Il Covid ha cambiato anche l’approccio con la morte?
«Siamo abituati a confrontarci costantemente con la morte, lavorando in un reparto in prima linea come il Pronto soccorso. Morti sia improvvise, causate da incidenti, ma anche decessi previsti come nel caso di malattie incurabili. Di fronte al Covid ci troviamo ad affrontare un nemico quasi sconosciuto, una malattia grave e soprattutto che ha cambiato tutti gli scenari del fine vita». 
Si crea un rapporto più stretto con il malato?
«Di fronte a un momento così drammatico abbiamo ritrovato l’alleanza tra medico e paziente che negli ultimi tempi avevamo perso. Ho alle spalle un’esperienza professionale al Gemelli di Roma, ma credo che mai come ora ci sentiamo vicini a loro». 
Preoccupazione per i pazienti ma anche per se stessi? 
«Sì, perché se da una parte il medico si trova spesso ad accompagnare il malato nei suoi ultimi momenti, a confortarlo quando il quadro clinico è ormai compromesso, dall’altro c’è un professionista che ha anche lui stesso paura per sé e per i propri familiari». 
Anche per voi una prova emotiva?
«Ci sentiamo doppiamente soli in quanto temiamo di contagiare i nostri cari e così ci mettiamo in quarantena e anche una volta fuori dall’ospedale viviamo da soli». 
Lei è primario di un Pronto soccorso che così come l’intero ospedale ha subito una riconversione in Centro Covid. Che ne pensa?
«Sì uno sforzo professionale e logistico non indifferente. Abbiamo dovuto ricostruire un intero ambiente di lavoro. Un po’ come le industrie che fabbricavano auto e ora sono state riconvertite per produrre respiratori.
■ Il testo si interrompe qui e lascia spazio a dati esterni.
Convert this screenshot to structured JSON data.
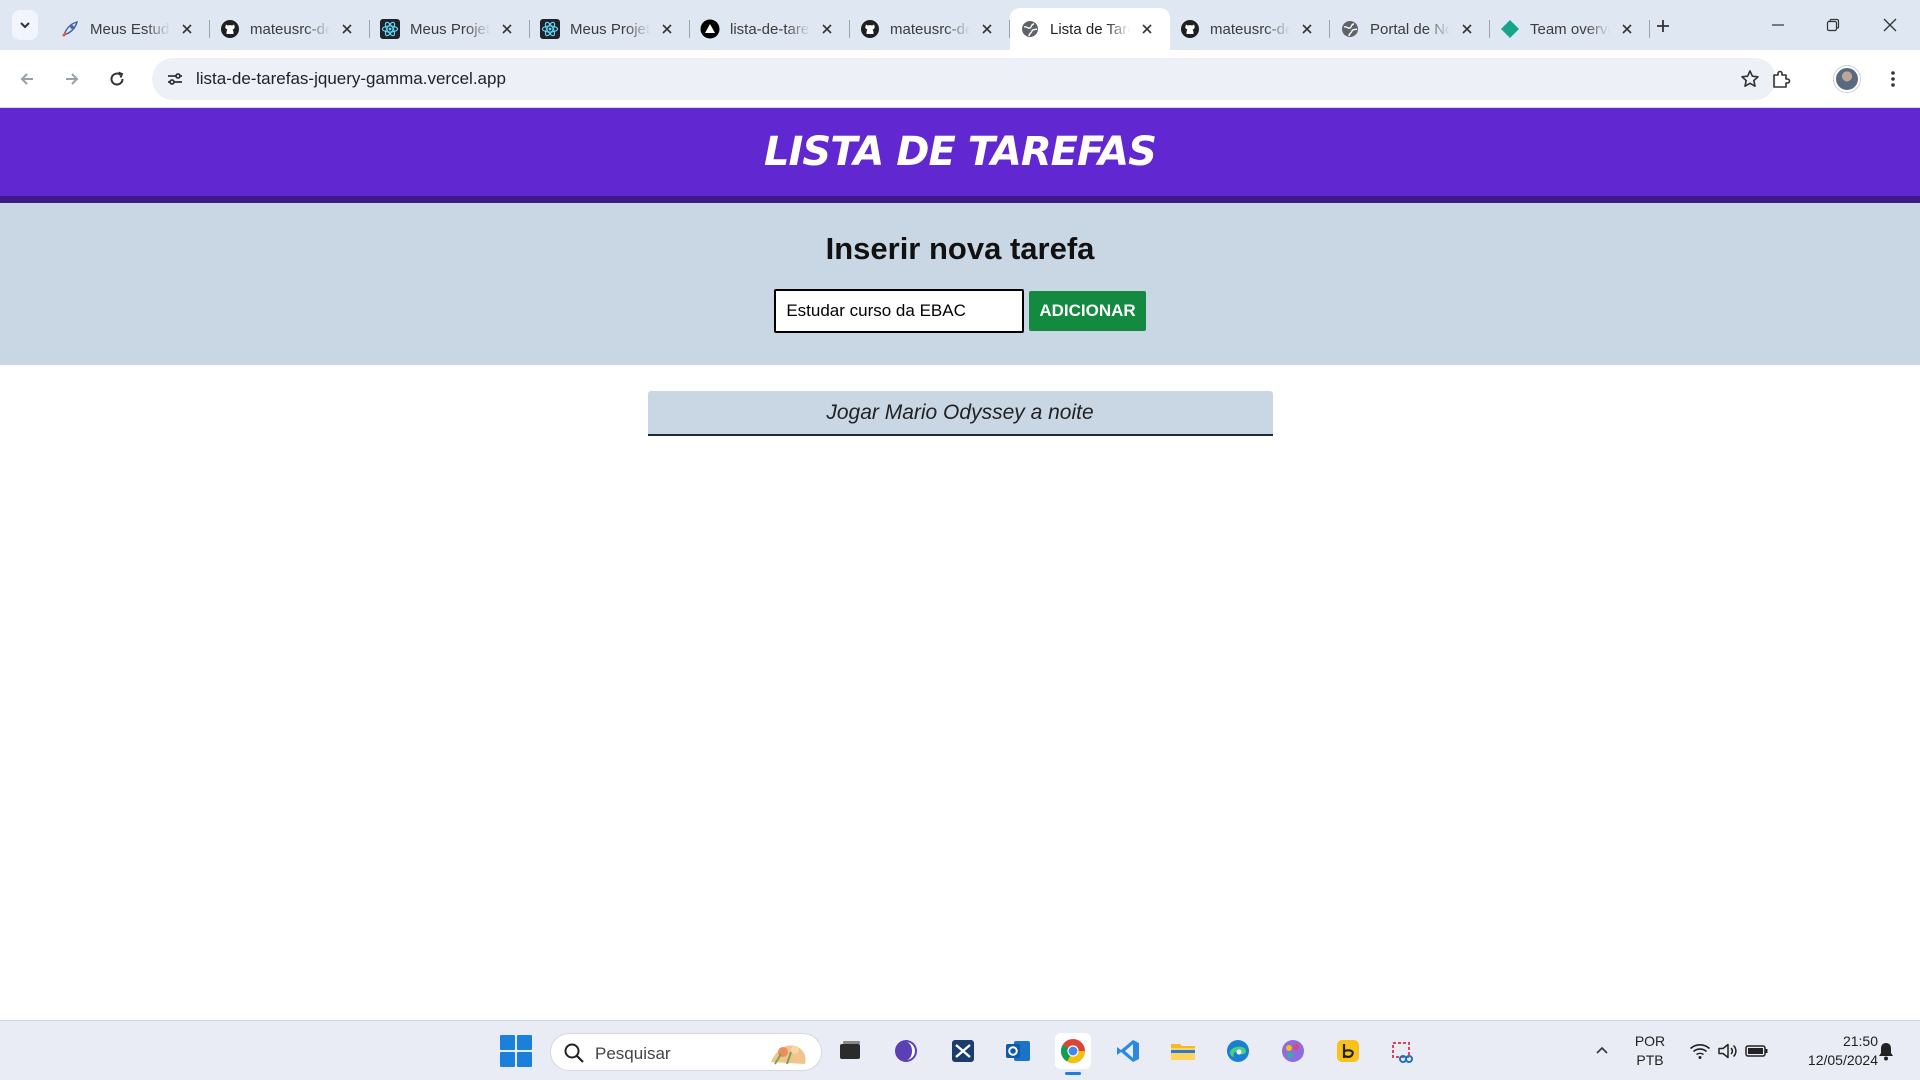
{
  "browser": {
    "tabs": [
      {
        "title": "Meus Estudos",
        "icon": "rocket-icon"
      },
      {
        "title": "mateusrc-dev",
        "icon": "github-icon"
      },
      {
        "title": "Meus Projetos",
        "icon": "react-icon"
      },
      {
        "title": "Meus Projetos",
        "icon": "react-icon"
      },
      {
        "title": "lista-de-tarefas",
        "icon": "vercel-icon"
      },
      {
        "title": "mateusrc-dev",
        "icon": "github-icon"
      },
      {
        "title": "Lista de Tarefas",
        "icon": "globe-icon",
        "active": true
      },
      {
        "title": "mateusrc-dev",
        "icon": "github-icon"
      },
      {
        "title": "Portal de Notícias",
        "icon": "globe-icon"
      },
      {
        "title": "Team overview",
        "icon": "diamond-icon"
      }
    ],
    "url": "lista-de-tarefas-jquery-gamma.vercel.app"
  },
  "page": {
    "header_title": "LISTA DE TAREFAS",
    "form_title": "Inserir nova tarefa",
    "input_value": "Estudar curso da EBAC",
    "add_button": "ADICIONAR",
    "tasks": [
      "Jogar Mario Odyssey a noite"
    ]
  },
  "taskbar": {
    "search_placeholder": "Pesquisar",
    "language": "POR",
    "layout": "PTB",
    "time": "21:50",
    "date": "12/05/2024"
  },
  "colors": {
    "header_bg": "#6127d0",
    "header_border": "#3d1a86",
    "form_bg": "#c9d6e4",
    "button_green": "#138a3f"
  }
}
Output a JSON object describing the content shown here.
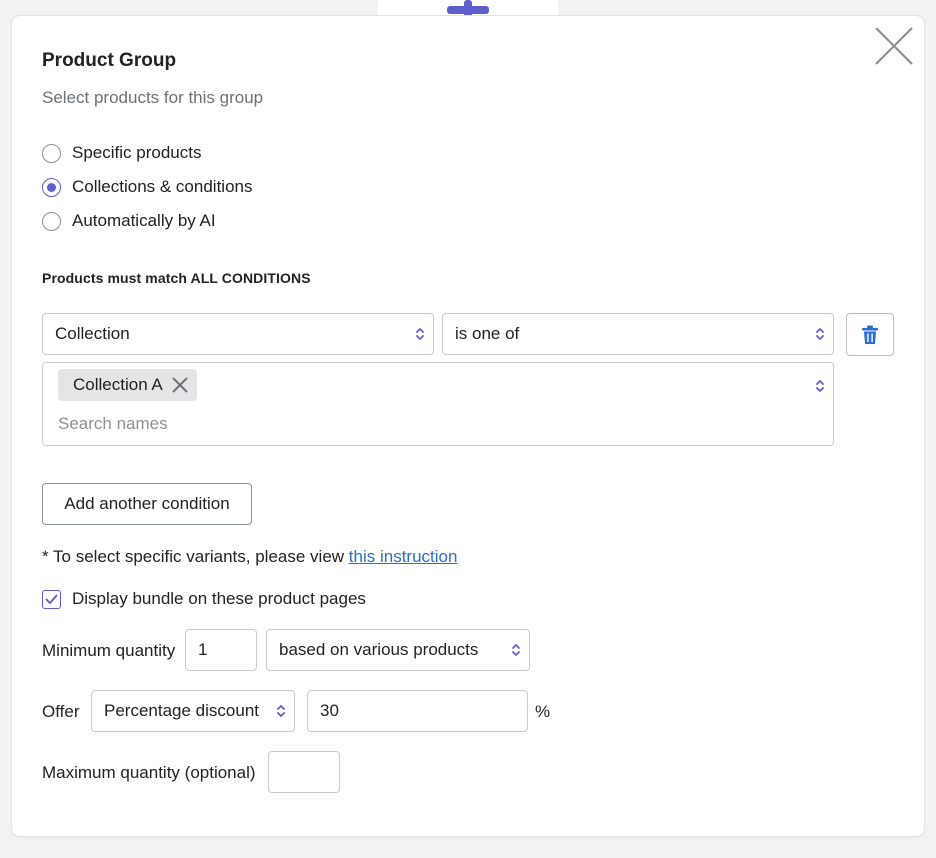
{
  "dialog": {
    "title": "Product Group",
    "subtitle": "Select products for this group"
  },
  "selection_mode": {
    "options": [
      {
        "label": "Specific products",
        "checked": false
      },
      {
        "label": "Collections & conditions",
        "checked": true
      },
      {
        "label": "Automatically by AI",
        "checked": false
      }
    ]
  },
  "conditions": {
    "heading": "Products must match ALL CONDITIONS",
    "field_value": "Collection",
    "operator_value": "is one of",
    "tags": [
      "Collection A"
    ],
    "search_placeholder": "Search names",
    "add_button": "Add another condition"
  },
  "note": {
    "prefix": "* To select specific variants, please view ",
    "link": "this instruction"
  },
  "display_bundle": {
    "label": "Display bundle on these product pages",
    "checked": true
  },
  "min_quantity": {
    "label": "Minimum quantity",
    "value": "1",
    "basis": "based on various products"
  },
  "offer": {
    "label": "Offer",
    "type": "Percentage discount",
    "value": "30",
    "unit": "%"
  },
  "max_quantity": {
    "label": "Maximum quantity (optional)",
    "value": ""
  },
  "colors": {
    "accent": "#5c5fcc",
    "link": "#2c6ecb",
    "delete_icon": "#2c6ecb"
  },
  "icons": {
    "add": "plus-icon",
    "close": "close-icon",
    "delete": "trash-icon",
    "tag_remove": "x-icon",
    "select": "select-caret-icon",
    "check": "checkmark-icon"
  }
}
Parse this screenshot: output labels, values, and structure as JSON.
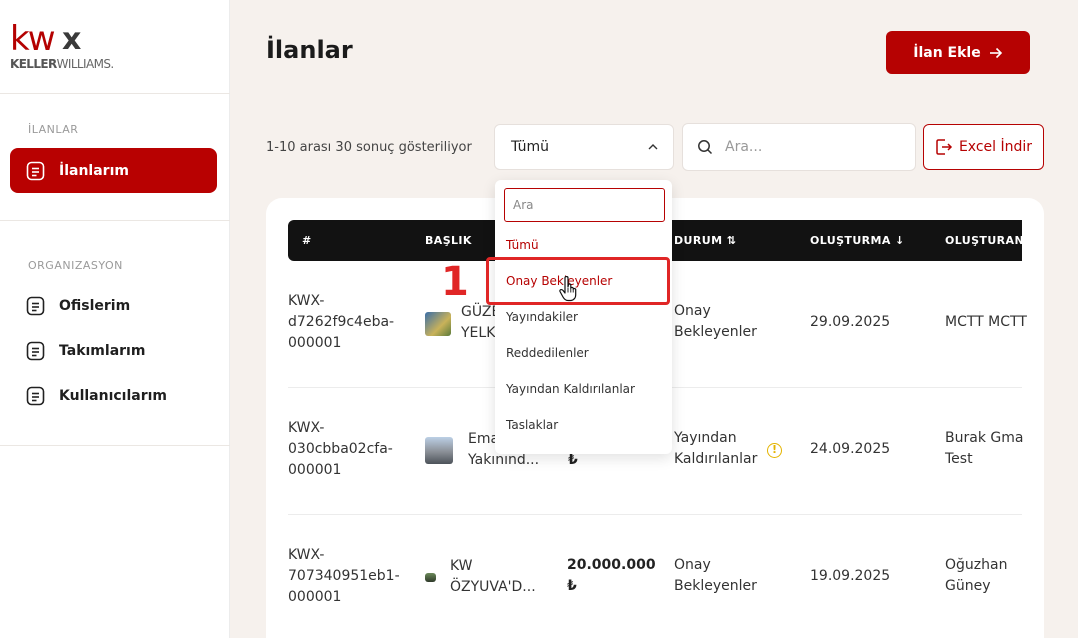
{
  "brand": {
    "kw": "kw",
    "x": "x",
    "sub_keller": "KELLER",
    "sub_williams": "WILLIAMS."
  },
  "sidebar": {
    "section1": "İLANLAR",
    "active_item": "İlanlarım",
    "section2": "ORGANIZASYON",
    "items": [
      "Ofislerim",
      "Takımlarım",
      "Kullanıcılarım"
    ]
  },
  "header": {
    "title": "İlanlar",
    "add_button": "İlan Ekle"
  },
  "toolbar": {
    "result_count": "1-10 arası 30 sonuç gösteriliyor",
    "select_value": "Tümü",
    "search_placeholder": "Ara...",
    "excel_button": "Excel İndir"
  },
  "dropdown": {
    "search_placeholder": "Ara",
    "options": [
      "Tümü",
      "Onay Bekleyenler",
      "Yayındakiler",
      "Reddedilenler",
      "Yayından Kaldırılanlar",
      "Taslaklar"
    ],
    "selected": "Tümü",
    "hovered": "Onay Bekleyenler"
  },
  "annotation": {
    "step": "1"
  },
  "table": {
    "headers": [
      "#",
      "BAŞLIK",
      "DURUM ⇅",
      "OLUŞTURMA ↓",
      "OLUŞTURAN"
    ],
    "rows": [
      {
        "id": [
          "KWX-",
          "d7262f9c4eba-",
          "000001"
        ],
        "title": [
          "GÜZE",
          "YELK"
        ],
        "price": [
          "",
          ""
        ],
        "status": [
          "Onay",
          "Bekleyenler"
        ],
        "date": "29.09.2025",
        "creator": [
          "MCTT MCTT",
          ""
        ]
      },
      {
        "id": [
          "KWX-",
          "030cbba02cfa-",
          "000001"
        ],
        "title": [
          "Ema",
          "Yakınınd..."
        ],
        "price": [
          "",
          "₺"
        ],
        "status": [
          "Yayından",
          "Kaldırılanlar"
        ],
        "date": "24.09.2025",
        "creator": [
          "Burak Gma",
          "Test"
        ]
      },
      {
        "id": [
          "KWX-",
          "707340951eb1-",
          "000001"
        ],
        "title": [
          "KW",
          "ÖZYUVA'D..."
        ],
        "price": [
          "20.000.000",
          "₺"
        ],
        "status": [
          "Onay",
          "Bekleyenler"
        ],
        "date": "19.09.2025",
        "creator": [
          "Oğuzhan",
          "Güney"
        ]
      }
    ]
  }
}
Abbiamo dovuto modificare l’intera organizzazione del lavoro e delle prestazioni tanto che mi sento di ringraziare ogni medico, ogni infermiere e operatore. Mi sono commossa di fronte all’abnegazione di tutti». 
Un impegno da parte di tutti? 
«Sì questa esperienza ci ha trasformati in una vera squadra, ci siamo sentiti molto più uniti come mai era accaduto».